A Nurse Witnessed A Teen Mom Give Birth To Triplets And Knew She Had To Step In

When neonatal nurse Katrina Mullen first met 14-year-old Shariya Small, she had just given birth to triplets, and she seemed totally alone in the hospital. There were no parents congratulating their daughter and cooing over their new grandbabies and no father gazing in amazement at his children. Instead, there was just a guarded young girl who didn’t want to talk about her life. Katrina knew that she had a decision to make: should she offer the scared teen a lifeline or simply leave her to figure things out for herself?
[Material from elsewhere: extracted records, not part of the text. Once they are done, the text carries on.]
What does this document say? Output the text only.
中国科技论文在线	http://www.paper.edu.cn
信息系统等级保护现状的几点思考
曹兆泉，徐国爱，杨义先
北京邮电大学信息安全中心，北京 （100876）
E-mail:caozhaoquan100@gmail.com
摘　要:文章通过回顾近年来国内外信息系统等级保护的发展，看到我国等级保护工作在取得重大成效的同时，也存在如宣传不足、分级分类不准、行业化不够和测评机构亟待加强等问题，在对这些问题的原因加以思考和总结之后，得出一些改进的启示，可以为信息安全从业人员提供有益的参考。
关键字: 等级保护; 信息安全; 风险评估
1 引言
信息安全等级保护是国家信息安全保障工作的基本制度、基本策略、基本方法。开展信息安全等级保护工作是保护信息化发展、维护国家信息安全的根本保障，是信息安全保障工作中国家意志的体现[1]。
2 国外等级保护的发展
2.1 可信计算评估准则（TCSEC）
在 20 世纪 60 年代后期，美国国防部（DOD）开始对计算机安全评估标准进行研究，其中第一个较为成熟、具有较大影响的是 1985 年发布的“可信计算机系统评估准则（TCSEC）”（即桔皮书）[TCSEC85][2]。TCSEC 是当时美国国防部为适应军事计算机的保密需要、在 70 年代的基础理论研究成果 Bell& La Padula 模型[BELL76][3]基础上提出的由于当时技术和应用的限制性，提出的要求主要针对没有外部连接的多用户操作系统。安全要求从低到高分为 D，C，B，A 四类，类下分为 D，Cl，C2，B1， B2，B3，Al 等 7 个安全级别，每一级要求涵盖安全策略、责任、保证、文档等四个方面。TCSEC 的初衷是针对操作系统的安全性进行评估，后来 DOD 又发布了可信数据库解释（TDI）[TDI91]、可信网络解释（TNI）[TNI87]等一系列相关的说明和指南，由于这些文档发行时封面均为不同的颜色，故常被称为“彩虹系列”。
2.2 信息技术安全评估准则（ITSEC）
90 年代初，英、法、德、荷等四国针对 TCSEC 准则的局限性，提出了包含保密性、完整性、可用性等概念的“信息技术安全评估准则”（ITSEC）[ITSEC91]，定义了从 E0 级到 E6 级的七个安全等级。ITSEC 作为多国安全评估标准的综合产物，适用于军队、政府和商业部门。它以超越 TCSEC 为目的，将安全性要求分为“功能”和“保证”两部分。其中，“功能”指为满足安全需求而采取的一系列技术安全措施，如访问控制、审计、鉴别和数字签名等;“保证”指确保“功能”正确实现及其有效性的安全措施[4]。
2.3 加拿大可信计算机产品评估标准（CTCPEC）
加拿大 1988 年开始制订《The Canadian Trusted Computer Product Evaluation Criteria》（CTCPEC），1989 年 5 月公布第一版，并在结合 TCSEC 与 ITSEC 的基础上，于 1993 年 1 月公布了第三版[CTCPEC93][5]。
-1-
Shariya finds out she will be a mom

Shariya was only 14 years old in 2020 when she found out over a fateful Mother’s Day weekend that she, in fact, would soon be a mom. Naturally, the young girl was terrified and didn’t feel ready for such responsibility. As she later admitted to People magazine, “I was like, ‘I don’t want to be a mom right now.’” On August 3, though, her fears would ratchet up several notches.

Shocking news

You see, this was the day Shariya went for her first ultrasound; there she was told, to her astonishment, that she was carrying triplets. Shariya confessed, “I was speechless. I was panicking, but I had no time to panic.” The teen mom — barely more than a child herself — gave birth to her babies on August 30, after only 26 weeks of pregnancy.

Isolated on the unit

Shariya named her babies Serenitee, Sarayah, and Samari; they spent the first five months of their little lives in the neonatal intensive care unit of Indianapolis’ Community Hospital North. While residing AT the unit, Shariya admitted to feeling isolated, telling People, “I felt like I couldn’t relate to all the other moms on the floor.” It was during this period that neonatal nurse Katrina first laid eyes on the lonely girl.

Where was her support system?

“She’d be there alone for days at a time sitting at her babies’ bedside,” Katrina told TV show TODAY. The experienced nurse began to wonder about Shariya’s circumstances. She never seemed to bring a lunch from home, nor any snacks to eat as she whiled away the long hours. She also never had any visitors: all of this told Katrina the girl likely didn’t have much support at home.